Una tercera esfera en la que campan a sus anchas los que aspiran a no ser tildados de negacionistas son las chuscas ingenierías de género. ¿Acaso no es palmario que forman parte de una cruda campaña universal para diezmar la natalidad y promover el decrecimiento poblacional mediante el declive del orden familiar, la heterosexualidad biológica y la procreación natural? Para impulsar dicha campaña se urden constantes injerencias estatales, manipulaciones culturales y educativas, coerciones y censuras. Pero quien detecte en ello abuso será otro negacionista, mórbidamente empeñado en refutar la diversidad, la libertad y la graciosa elección de identidad.
Dicho todo esto, la noción de negacionismo podría tener algo válido, si la administraran librepensadores cuerdos y sensatos, resistentes a la presión ambiental.

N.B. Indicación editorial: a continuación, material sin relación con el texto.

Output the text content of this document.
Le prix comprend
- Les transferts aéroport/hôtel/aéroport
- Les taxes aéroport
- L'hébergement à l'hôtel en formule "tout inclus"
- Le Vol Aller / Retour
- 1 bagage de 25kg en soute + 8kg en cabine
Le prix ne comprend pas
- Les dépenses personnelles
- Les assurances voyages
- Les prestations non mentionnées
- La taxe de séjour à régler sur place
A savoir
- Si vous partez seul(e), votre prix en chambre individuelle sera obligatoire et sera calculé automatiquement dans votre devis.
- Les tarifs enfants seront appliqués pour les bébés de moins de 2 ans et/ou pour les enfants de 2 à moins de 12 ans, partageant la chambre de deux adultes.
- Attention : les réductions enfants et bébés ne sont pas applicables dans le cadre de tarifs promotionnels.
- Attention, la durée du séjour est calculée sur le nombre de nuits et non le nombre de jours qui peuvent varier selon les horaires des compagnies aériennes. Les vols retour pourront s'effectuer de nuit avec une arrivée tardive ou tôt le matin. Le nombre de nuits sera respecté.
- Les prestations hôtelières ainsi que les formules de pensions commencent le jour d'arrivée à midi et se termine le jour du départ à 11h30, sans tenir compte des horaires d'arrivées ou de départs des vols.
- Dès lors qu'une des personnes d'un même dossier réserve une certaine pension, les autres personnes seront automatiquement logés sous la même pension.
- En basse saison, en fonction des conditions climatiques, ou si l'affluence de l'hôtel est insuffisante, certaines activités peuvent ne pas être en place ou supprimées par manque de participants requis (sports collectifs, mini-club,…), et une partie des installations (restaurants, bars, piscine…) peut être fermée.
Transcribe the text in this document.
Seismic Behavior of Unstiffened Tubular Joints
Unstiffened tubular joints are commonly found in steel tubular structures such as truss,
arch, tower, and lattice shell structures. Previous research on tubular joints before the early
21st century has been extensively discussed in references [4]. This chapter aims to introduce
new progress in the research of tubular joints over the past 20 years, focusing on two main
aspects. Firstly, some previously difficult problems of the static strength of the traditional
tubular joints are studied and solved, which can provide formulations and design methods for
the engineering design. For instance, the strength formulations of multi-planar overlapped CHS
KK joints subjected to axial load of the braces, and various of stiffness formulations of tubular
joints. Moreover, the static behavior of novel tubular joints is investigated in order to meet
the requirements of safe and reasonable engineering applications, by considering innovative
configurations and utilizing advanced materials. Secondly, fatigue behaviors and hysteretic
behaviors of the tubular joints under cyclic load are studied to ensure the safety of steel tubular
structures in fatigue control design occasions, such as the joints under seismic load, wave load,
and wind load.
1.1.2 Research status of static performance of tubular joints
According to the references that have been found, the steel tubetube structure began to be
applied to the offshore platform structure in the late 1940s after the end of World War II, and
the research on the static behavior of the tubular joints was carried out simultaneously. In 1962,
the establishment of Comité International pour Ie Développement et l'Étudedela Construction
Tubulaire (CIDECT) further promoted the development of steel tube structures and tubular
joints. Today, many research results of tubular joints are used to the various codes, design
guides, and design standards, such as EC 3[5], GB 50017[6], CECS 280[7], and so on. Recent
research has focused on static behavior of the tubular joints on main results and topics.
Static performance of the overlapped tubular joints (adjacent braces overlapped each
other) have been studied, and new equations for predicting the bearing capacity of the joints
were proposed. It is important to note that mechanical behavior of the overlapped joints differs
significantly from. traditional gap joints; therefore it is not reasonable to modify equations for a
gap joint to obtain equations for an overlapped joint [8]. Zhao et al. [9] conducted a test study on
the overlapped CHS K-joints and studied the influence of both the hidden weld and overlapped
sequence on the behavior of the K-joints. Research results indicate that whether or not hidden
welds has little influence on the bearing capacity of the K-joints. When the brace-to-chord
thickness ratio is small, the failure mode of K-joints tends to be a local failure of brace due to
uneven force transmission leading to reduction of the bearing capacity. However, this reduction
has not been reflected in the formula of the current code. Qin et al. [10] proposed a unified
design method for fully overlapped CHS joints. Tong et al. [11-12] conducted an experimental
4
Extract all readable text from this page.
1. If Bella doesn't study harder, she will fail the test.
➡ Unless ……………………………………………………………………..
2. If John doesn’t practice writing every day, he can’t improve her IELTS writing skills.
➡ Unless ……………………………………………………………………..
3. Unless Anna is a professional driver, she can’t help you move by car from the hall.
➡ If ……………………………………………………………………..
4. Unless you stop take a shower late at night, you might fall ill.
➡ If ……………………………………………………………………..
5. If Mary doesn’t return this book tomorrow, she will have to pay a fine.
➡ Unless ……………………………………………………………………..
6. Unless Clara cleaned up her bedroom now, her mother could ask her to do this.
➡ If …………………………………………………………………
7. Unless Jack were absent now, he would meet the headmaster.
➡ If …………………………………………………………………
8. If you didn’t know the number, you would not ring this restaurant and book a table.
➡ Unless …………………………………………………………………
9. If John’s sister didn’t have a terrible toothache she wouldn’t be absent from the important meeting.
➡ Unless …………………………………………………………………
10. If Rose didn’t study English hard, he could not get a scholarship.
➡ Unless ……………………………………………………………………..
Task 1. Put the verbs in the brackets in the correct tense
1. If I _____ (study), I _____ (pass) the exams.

Fácil sería demostrar que los negacionistas son los demagogos, no sus víctimas, y que quien con briosa ingenuidad defiende el error resulta tan dañino como quien lo hace con cinismo hipócrita. El obcecado que moteja de negacionista al lúcido es como el hortera que atribuye mal gusto al elegante, o como el zoquete que tacha al sabio de ignorante. A efectos epistemológicos, un cretino. Si la verdad es fijada por asentimiento democrático de los televidentes, mejor recurrir a Sexto Empírico, rescatando recursos raros tal la lógica, la duda y el sano raciocinio.